A small American school district in Arkansas recently captured the headlines by attempting to arm 20 volunteer teachers and staff with handguns starting in August 2013. That initiative has simply reignited the North American debate about the best way to protect children and ensure safer schools. The school under the microscope, Clarksville High School, would be the first in the state to take this step under a state law that allows licensed, armed security guards on campus. Teachers in the program would, after undergoing 53 hours of training, function as security guards as well as educators. It’s merely the latest response of school districts to the horrific shooting at Newtown, Connecticut, in December of 2012.
The wave of parental concern after the Sandy Hook Elementary School shootings prompted Superintendent David Hopkins to re-evaluate the Arkansas district’s school security procedures, even though the town of some 9,200, about 100 miles northwest of Little Rock, is not regarded as unsafe or dangerous. State officials, respecting the Second Amendment (the right to bear arms) and the local law, were remarkably slow to step forward to block the plan. It will likely be aborted because Arkansas School Commissioner Tom Kimbrell favours deploying security officers rather than arming classroom teachers.
Arming teachers remains controversial, even in the American Deep South and Texas. It was proposed by the National Rifle Asociation in the wake of the Sandy Hook school massacre. State bills in Texas and Michigan fell short of passage after generating resistance from leading educators and warnings from insurance companies about the impact on premiums. The cost of supplying weapons ($1,100 per gun) and providing training also proved to be impediments. In spite of those factors, the strategy of deploying guards and arming teachers still has its supporters, especially in rural, conservative-minded American states.
Putting guns in schools strikes most Canadians as totally bizarre, even those living in troubled inner city communities. Speaking on CTV’s Question Period in December 2012, Stu Auty, founder of the Canadian Safe Schools Network
claimed that it was a matter of “weapon availability” as well a continental cultural differences. School shootings like the horrific one in Taber, Alberta, do happen in Canada, he acknowledged, but they tend to involve illegal hand guns rather than high powered assault weapons. Concealing weapons is also still extremely rare on Canadian streets.
Since the 9/11 Security Crisis and the 2005 Dawson College mass shootings, most K to 12 schools have significantly beefed-up security and instituted new internal and external emergency response procedures. Electronic security is visible at school entrances and all doors are locked except the controlled access front entrance. Many big city high schools now have armed police officers on or near the school grounds.

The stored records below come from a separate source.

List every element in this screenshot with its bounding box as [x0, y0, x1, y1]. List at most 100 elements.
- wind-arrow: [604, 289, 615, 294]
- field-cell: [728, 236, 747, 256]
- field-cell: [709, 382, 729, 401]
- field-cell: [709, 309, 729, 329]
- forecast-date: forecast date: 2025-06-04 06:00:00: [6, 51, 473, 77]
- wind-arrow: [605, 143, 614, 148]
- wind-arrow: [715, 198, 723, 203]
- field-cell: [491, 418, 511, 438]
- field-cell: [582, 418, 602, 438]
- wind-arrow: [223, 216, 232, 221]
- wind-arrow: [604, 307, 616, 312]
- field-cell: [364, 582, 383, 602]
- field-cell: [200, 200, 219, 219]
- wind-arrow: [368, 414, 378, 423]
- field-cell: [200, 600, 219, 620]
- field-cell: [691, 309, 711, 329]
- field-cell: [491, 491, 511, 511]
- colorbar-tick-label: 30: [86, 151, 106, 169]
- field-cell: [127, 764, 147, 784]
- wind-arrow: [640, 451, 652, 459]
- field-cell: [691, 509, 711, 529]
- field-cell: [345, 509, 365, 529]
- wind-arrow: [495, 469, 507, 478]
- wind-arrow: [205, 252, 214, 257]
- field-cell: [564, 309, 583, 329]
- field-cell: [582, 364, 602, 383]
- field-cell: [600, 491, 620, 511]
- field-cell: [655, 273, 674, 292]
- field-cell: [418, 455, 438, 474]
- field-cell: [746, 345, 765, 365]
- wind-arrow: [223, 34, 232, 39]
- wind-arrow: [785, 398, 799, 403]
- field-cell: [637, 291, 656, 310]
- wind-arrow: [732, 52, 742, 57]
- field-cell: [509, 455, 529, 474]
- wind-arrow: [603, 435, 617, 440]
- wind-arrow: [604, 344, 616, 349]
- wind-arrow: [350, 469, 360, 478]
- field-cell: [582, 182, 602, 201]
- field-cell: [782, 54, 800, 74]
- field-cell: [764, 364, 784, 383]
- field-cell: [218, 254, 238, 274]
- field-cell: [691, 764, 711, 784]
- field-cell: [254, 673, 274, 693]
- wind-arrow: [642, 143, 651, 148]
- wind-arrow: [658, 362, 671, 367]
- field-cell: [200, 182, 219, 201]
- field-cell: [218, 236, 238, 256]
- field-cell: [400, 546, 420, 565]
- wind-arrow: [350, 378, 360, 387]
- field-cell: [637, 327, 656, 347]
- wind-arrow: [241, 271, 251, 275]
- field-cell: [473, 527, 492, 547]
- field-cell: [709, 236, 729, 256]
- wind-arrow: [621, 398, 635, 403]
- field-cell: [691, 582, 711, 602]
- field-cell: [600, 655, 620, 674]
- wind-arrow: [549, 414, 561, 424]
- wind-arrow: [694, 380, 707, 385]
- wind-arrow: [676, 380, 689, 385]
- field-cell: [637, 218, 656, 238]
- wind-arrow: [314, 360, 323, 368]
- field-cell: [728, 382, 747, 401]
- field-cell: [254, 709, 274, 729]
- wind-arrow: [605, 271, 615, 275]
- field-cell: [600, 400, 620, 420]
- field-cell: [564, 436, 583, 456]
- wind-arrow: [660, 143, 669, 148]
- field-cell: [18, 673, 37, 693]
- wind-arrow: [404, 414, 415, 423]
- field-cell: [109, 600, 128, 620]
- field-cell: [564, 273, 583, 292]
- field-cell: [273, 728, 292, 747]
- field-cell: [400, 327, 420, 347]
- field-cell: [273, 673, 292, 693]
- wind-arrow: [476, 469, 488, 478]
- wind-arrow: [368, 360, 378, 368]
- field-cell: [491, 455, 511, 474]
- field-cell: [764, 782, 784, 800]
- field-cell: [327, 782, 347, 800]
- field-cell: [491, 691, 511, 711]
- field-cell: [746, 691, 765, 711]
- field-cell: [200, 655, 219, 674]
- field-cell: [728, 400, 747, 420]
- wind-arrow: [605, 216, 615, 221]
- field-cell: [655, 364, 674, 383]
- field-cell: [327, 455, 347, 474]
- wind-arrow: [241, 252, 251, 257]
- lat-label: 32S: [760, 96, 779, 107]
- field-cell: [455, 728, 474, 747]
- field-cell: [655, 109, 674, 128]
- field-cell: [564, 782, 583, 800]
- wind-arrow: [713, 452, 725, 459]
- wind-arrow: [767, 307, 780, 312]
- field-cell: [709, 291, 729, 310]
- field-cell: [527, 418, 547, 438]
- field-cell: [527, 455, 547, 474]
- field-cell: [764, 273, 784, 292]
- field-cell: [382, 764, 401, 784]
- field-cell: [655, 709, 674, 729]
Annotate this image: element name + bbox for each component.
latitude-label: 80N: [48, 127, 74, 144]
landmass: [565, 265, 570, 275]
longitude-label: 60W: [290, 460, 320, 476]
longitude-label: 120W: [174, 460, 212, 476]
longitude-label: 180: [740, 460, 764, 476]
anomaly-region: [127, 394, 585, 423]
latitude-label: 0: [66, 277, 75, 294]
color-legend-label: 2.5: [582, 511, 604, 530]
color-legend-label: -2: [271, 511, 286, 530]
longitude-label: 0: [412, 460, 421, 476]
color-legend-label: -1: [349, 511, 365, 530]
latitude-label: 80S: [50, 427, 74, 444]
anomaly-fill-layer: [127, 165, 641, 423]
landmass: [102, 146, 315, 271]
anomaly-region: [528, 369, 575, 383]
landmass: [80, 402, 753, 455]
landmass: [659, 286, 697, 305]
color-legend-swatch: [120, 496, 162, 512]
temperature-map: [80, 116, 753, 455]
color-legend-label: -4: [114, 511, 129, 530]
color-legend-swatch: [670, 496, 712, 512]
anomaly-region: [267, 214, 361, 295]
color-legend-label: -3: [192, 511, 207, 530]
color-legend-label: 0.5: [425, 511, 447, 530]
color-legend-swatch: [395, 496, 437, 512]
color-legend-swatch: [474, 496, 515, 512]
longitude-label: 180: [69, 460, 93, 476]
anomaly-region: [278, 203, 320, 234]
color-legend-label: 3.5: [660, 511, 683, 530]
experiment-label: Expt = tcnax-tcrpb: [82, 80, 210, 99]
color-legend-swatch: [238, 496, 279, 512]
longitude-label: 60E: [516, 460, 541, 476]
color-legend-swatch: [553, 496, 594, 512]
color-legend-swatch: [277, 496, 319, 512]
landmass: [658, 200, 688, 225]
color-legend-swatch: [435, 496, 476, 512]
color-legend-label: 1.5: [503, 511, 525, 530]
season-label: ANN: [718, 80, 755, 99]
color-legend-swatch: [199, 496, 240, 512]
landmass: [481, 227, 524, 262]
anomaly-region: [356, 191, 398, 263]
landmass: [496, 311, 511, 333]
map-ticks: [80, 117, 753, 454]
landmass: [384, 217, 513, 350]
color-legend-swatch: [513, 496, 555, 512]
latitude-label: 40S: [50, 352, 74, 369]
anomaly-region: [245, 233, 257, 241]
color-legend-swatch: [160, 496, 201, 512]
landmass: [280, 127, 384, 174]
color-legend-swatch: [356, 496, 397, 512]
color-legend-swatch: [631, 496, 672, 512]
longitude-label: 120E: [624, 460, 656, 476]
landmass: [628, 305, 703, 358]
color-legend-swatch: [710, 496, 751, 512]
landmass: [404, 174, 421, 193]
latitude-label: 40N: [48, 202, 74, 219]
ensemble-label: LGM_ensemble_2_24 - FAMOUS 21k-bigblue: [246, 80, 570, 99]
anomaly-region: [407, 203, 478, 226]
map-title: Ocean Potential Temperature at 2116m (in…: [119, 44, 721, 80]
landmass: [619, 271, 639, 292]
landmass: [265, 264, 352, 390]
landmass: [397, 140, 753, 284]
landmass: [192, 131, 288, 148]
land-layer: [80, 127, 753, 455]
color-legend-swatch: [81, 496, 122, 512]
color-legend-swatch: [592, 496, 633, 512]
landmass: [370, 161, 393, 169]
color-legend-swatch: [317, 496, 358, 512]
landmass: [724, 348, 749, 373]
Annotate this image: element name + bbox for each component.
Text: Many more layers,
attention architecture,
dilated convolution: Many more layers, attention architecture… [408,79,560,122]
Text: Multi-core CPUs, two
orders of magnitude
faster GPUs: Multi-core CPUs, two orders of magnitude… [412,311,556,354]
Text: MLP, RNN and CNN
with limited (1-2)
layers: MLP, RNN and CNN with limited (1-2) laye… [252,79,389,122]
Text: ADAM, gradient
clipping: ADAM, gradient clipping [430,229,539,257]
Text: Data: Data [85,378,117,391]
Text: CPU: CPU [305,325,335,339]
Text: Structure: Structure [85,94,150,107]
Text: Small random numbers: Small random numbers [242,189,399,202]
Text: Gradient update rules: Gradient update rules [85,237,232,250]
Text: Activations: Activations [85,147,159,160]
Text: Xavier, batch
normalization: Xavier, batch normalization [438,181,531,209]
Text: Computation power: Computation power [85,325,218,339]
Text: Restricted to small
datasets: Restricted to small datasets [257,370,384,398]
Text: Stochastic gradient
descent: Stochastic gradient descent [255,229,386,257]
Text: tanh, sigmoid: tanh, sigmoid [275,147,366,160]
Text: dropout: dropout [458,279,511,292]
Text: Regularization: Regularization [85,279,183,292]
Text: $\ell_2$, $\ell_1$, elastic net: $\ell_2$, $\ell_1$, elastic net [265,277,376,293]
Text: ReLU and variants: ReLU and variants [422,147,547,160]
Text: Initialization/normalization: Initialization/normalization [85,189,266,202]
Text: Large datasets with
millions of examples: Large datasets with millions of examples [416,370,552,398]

There is a marked difference, however, in the approach taken in Canada to ensure school safety and security. Safe School policies in Canadian school districts have tended to follow and mimic the guidelines promoted by Stu Auty and his Safe Schools Network. Most of the strategy is preventative rather than deterrent, focusing on allieviating the root causes and minimizing the risks of violence in and around the schools. Deploying guns is not part of the strategy and the intent is to keep children safe by ensuring that schools are essentially “weapon-free zones.” It is not unknown for high school students to carry concealed weapons(mostly switch-blades, or knives), but they do so knowing that they are strictly prohibited and aware of the consequences of violating that rule.
What impact can excessive security measures have on schools? Back in December 2012, Doran Horowitz, Director of the Centre for Israel-Jewish Affairs, put it best. “We try to avoid barricaded schools and classrooms,” he told CTV’s Question Period. ” It’s important to avoid adopting the ‘Fort Knox’ mentality in schools.”
Why are American school districts increasingly deploying guns and armed guards in the schools? Is arming teachers a sensible or an effective strategy? Do we know how students react to their teachers when they come to class armed with concealed weapons? Does it create a chill that discourages student engagement in learning? What is really achieved by barricading the classroom and looking upon the outside world with a fearful set of eyes?